G28 LBA | HIGHLIGHTS BRESCIA - DINAMO BDS

G28 LBA | HIGHLIGHTS BRESCIA - DINAMO BDS

18/04/2021 | 00:04:30

Nella terz’ultima giornata di regular season la Dinamo, reduce da 3 sconfitte consecutive e 2 partite ancora da recuperare, fa visita a Brescia, che ha l’acqua alla gola dopo i 6 ko di fila rimediati, l’ultimo pesante con Cantù e invischiata pericolosamente nella lotta salvezza. Buscaglia deve rinunciare a Luca Vitali stirato, mentre Pozzecco decide di partire con il quintetto tipo. L’approccio del Banco è devastante, la Germani viene sovrastata dal punto di vista dell’energia e della concentrazione. Spissu (11 punti con 3/4 da 3 punti tutti ad inizio partita) sigla subito l’8-0 che costringe il coach di Brescia al time out. Sassari non si ferma e pigia sull’acceleratore, il break iniziale di 14-0 sarà decisivo poi nell’economia del match, Kalinoski (16 punti con 3/6 da 3 punti e 7 assist) prova a suonare la carica, ma la Dinamo è micidiale in attacco (10/15 dal campo 5/6 da 3 punti) con Kruslin che sulla sirena sigla il punto numero 29 dei primi 10’ con il Banco già avanti di 13 punti. Buscaglia prova a mettersi anche a zona, ma la Dinamo in attacco gira come un orologio svizzero, la pressione a tutto campo su Spissu prima di Parrillo poi di Bortolani frutta dei dividendi a Brescia che però subisce troppo in difesa. Happ (10 punti e 7 rimbalzi in 16 minuti) ha impatto dentro l’area insieme a Bilan. Burnell, che chiuderà con un’altra doppia doppia fondamentale (14 punti, 12 rimbalzi, 5 assist e 28 di valutazione) è l’uomo ovunque, il 3° fallo di Burns complica la vita ai lombardi che vanno all’intervallo sotto di 11 punti con Sassari che tira con un pazzesco 14/20 da due con 5/9 da 3 punti e il 100% ai liberi (record di Bilan con 8/8) ma che non capitalizza al massimo il dominio in campo, le 9 palle perse e qualche sbavatura fanno sì che la Germani sia ancora in partita.
Ma quando si aspetta la reazione di Brescia, soprattutto dopo il 3° e 4° fallo di Spissu con tecnico e il -10, la Dinamo tira fuori un terzo quarto di assoluto valore, Katic dirige l’orchestra, Bendzius apre il fuoco mancato con Milano: il lituano è devastante con 20 punti anche se con 7/16 dal campo ma con le bombe che spaccano la partita.
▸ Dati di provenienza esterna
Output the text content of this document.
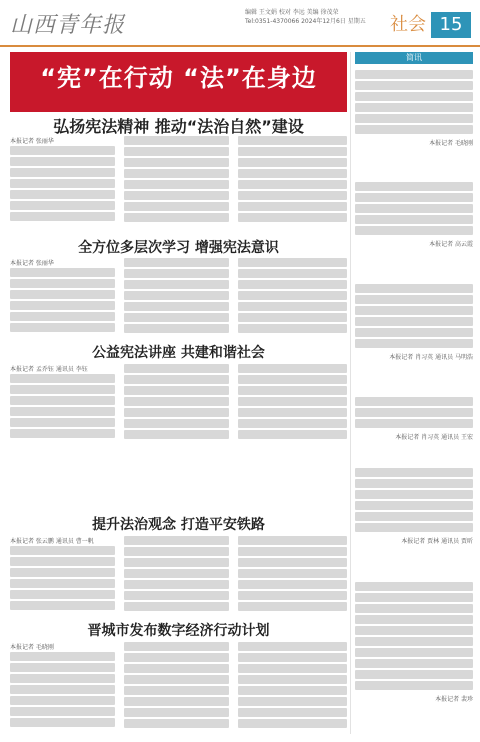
山西青年报
编辑 王文娟 校对 李远 美编 徐茂荣
Tel:0351-4370066 2024年12月6日 星期五 社会 15
“宪”在行动 “法”在身边
弘扬宪法精神 推动“法治自然”建设
本报记者 张丽华
全方位多层次学习 增强宪法意识
本报记者 张丽华
公益宪法讲座 共建和谐社会
本报记者 孟乔钰 通讯员 李钰
提升法治观念 打造平安铁路
本报记者 张云鹏 通讯员 曹一帆
晋城市发布数字经济行动计划
本报记者 毛晓刚
简讯
本报记者 毛晓刚
本报记者 高云霞
本报记者 肖习英 通讯员 马明浩
本报记者 肖习英 通讯员 王宏
本报记者 贾林 通讯员 贾昕
本报记者 裴珍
Proprio Benji in coppia con Burnell propizia un altro break, la stoppata in chiusura di quarto dell’americano su Chery è l’emblema del predominio di Sassari che domina a rimbalzo e costringe Brescia al 4/20 dall’arco. Non c’è spazio per rimonte clamorose, Willis (22 punti con 9/18 dal campo e 6 rimbalzo) prova a dare la scossa ma è troppo tardi, Bortolani dimostra il suo talento offensivo ma la Dinamo gioca sul velluto e non concede assolutamente il minimo appiglio ai padroni di casa di poter rientrare nel match. Il 94-82 finale è molto più di quanto dicano le cifre, vittoria meritata, fondamentale che ridà al Banco certezze (anche se Brescia è alla settima sconfitta consecutiva ha un roster assolutamente a cui non puoi dare confidenza, l’approccio e il focus sulla gara sono stati eccellenti), una condizione fisica in crescendo e un’iniezione di fiducia in vista delle ultime 4 partite di stagione regolare in 2 settimane, le due in casa con Trento mercoledì e con Reggio Emilia, per chiudere il 28 aprile a Brindisi e la domenica successiva a Cantù, i playoff iniziano l’8 maggio, siamo sicuri che per quella data la squadra del Poz sarà pronta con l’elmetto e la spada per combattere per un posto in semifinale, la Dinamo è tornata.